Transverse Mercator Projection - Ellipsoidal Transverse Mercator

Ellipsoidal Transverse Mercator

The ellipsoidal form of the transverse Mercator projection was developed by Carl Friedrich Gauss in 1825 and further analysed by Johann Heinrich Louis Krüger in 1912. The projection is known by several names: Gauss Conformal or Gauss-Krüger in Europe; the transverse Mercator in the US; or Gauss-Krüger transverse Mercator generally. The projection is conformal with a constant scale on the central meridian. (There are other conformal generalisations of the transverse Mercator from the sphere to the ellipsoid but only Gauss-Krüger has a constant scale on the central meridian.) Throughout the twentieth century the Gauss-Krüger transverse Mercator was adopted, in one form or another, by many nations (and international bodies); in addition it provides the basis for the Universal Transverse Mercator series of projections. The Gauss-Krüger projection is now the most widely used projection in accurate large scale mapping.
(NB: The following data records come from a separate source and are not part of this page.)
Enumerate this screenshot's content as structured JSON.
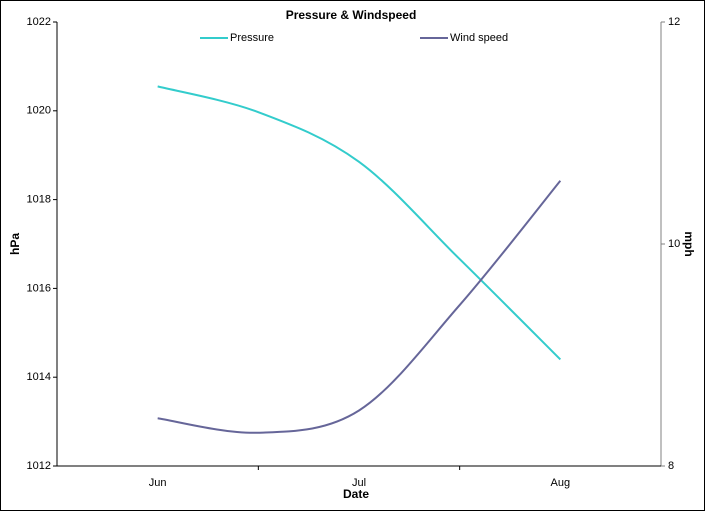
{
  "chart_data": {
    "type": "line",
    "title": "Pressure & Windspeed",
    "x_label": "Date",
    "y_label": "hPa",
    "y2_label": "mph",
    "categories": [
      "Jun",
      null,
      "Jul",
      null,
      "Aug"
    ],
    "series": [
      {
        "name": "Pressure",
        "color": "#33cccc",
        "values": [
          1020.55,
          1019.97,
          1018.85,
          1016.66,
          1014.4
        ]
      },
      {
        "name": "Wind speed",
        "color": "#666699",
        "axis": "y2",
        "values": [
          8.43,
          8.3,
          8.5,
          9.45,
          10.57
        ]
      }
    ],
    "ylim": [
      1012,
      1022
    ],
    "yticks": [
      1012,
      1014,
      1016,
      1018,
      1020,
      1022
    ],
    "y2lim": [
      8,
      12
    ],
    "y2ticks": [
      8,
      10,
      12
    ],
    "smooth": true,
    "legend": "top"
  }
}
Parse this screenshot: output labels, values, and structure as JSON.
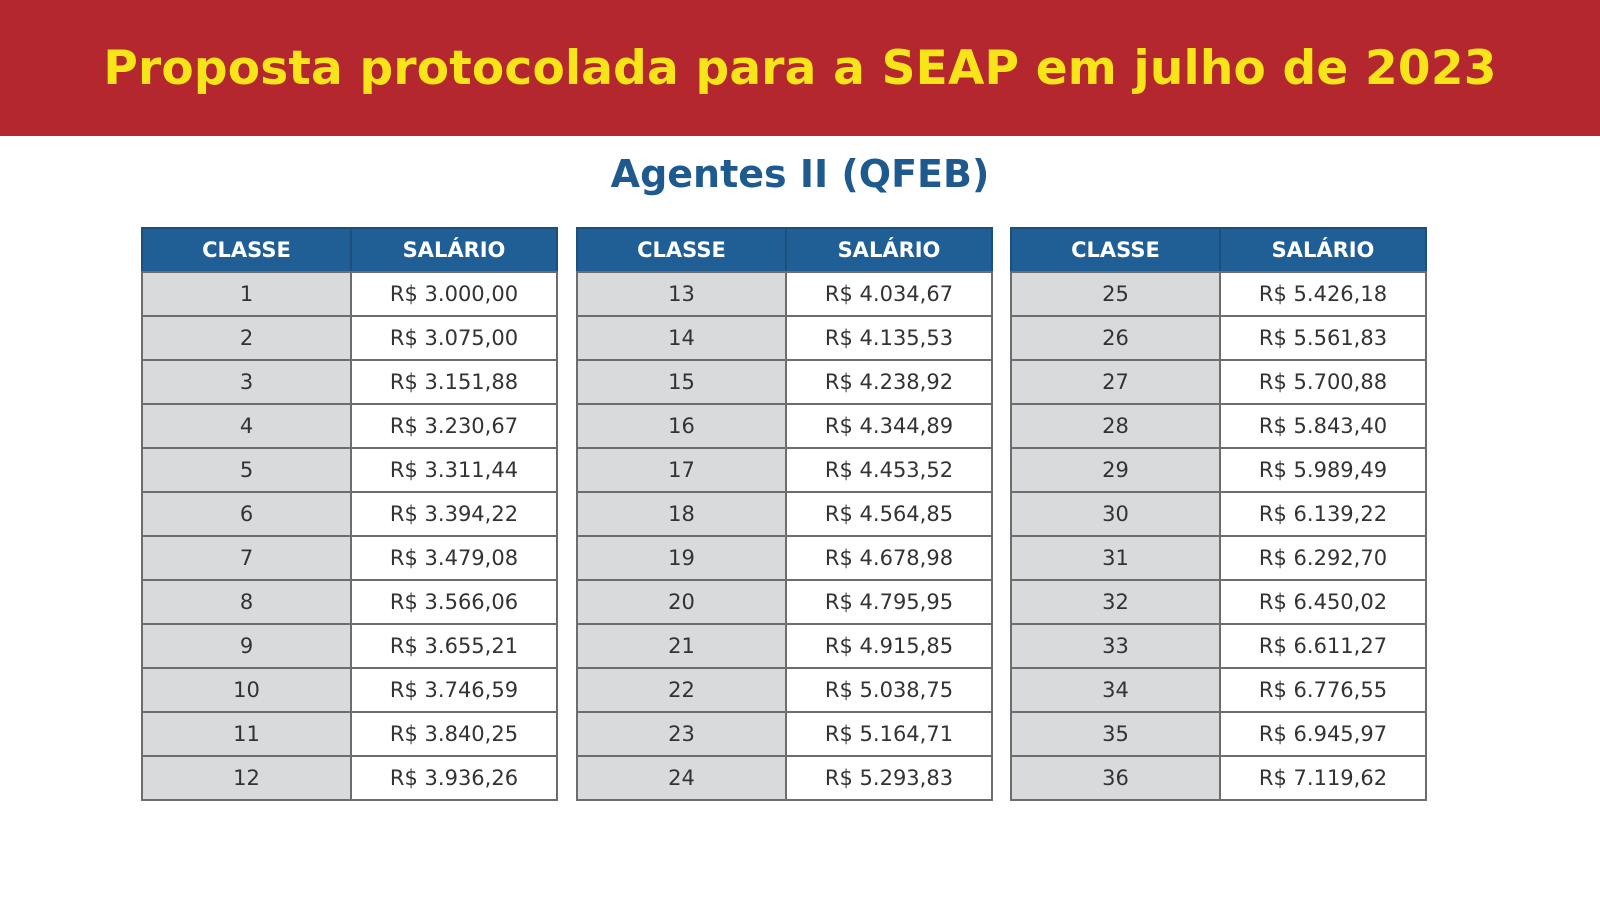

The projection, as developed by Gauss and Krüger, was expressed in terms of low order power series which were assumed to diverge in the east-west direction, exactly as in the spherical version. This was proved to be untrue by British cartographer E.H. Thompson, whose unpublished exact (closed form) version of the projection, reported by L.P. Lee in 1976, showed that the ellipsoidal projection is finite (below). This is the most striking difference between the spherical and ellipsoidal versions of the transverse Mercator projection: Gauss-Krüger gives a reasonable projection of the whole ellipsoid to the plane, although its principal application is to accurate large scale mapping "close" to the central meridian.